In 1999, Nintendo signed a contract with MoSys to use 1T-SRAM in its codenamed Dolphin video game console, later unveiled as the GameCube in 2001. Over 25 million units of 1T-SRAM were produced up to October 2002. A newer version of 1T-SRAM, dubbed 1T-SRAM Classic, was patented and introduced in 2006. Nintendo re-entered a contract with Monolithic to use it in the Wii, in 2006.

The company began narrowing its chip sales in 1998, in favor of licensing its patents to other semiconductor memory companies. In September 2000, Monolithic's board members voted to reincorporate the company in Delaware. The company still operated within California, relocating its research office to nearby Sunnyvale by June 2001. The same month, the company filed its initial public offering, mediated through A. G. Edwards. The company's stock rose 12 percent within the first day of its launch, leading to a net proceed of $51 million for Monolithic. The Wall Street Journal saw this as a rekindling of interest in technology companies in the stock market, which had fallen in the twilight of the dot-com bubble.

In September 2002, MoSys acquired Ottawa-based memory design company Atmos Corporation, which had been developing embedded DRAM compilers that would compete with MoSys 1T-SRAM solutions.

In February 2004, Synopsys announced that it would acquire Monolithic for US$432 million. However, a month later, Synopsys terminated its agreement to buy out Monolithic and paid the company a $10 million termination fee as part of the merger contract.

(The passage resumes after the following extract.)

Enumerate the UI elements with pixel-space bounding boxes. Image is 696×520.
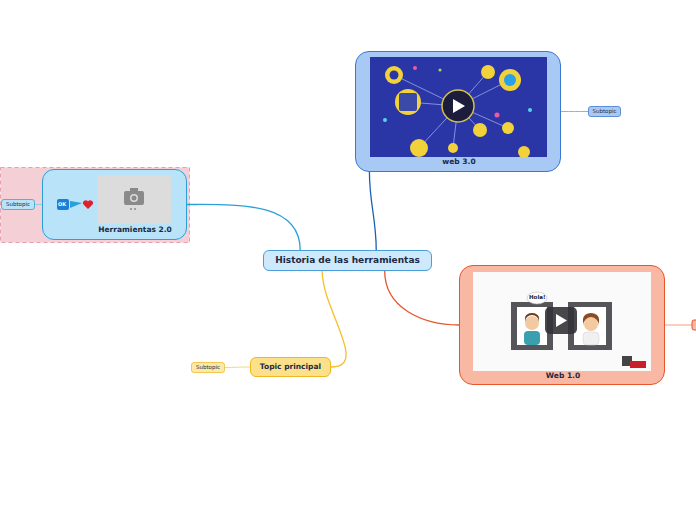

This came after TSMC showed slides of their embedded high density memory roadmap at their public technology forum. A disgruntled former MoSys licensing manager laid off by Fu-Chieh asked questions about it being supported beyond 90nm technology. Synopsys marketing executives were present in the room and ran out of the room realizing the licensing potential for future generation semiconductors fabricated at TSMC would end. Synopsys attempted to terminate the purchase agreement with a hand delivered letter, but employees at MoSys locked the doors. Monolithic followed with a lawsuit in Delaware courts seeking to force Synopsys to finish its acquisition. Monolithic dropped the suit in July 2004 without payment or liability. In late December 2004, following ill-health and a tough year for the company, chairman Fu-Chieh resigned from Monolithic, with chief financial officer Mark Voll taking the mantle.

Monolithic had, by the end of 2005, 76 full-time employees—25 executives in Delaware and 51 engineers in the company's research and development lab in Sunnyvale. In May 2006, the company formally renamed itself to MoSys.

By the late 2010s MoSys had pivoted to designing chips for security, telecommunications, and datacenters. In December 2021, it merged with Peraso Technologies, a designer of mmWave semiconductors, to emerge as Peraso Inc.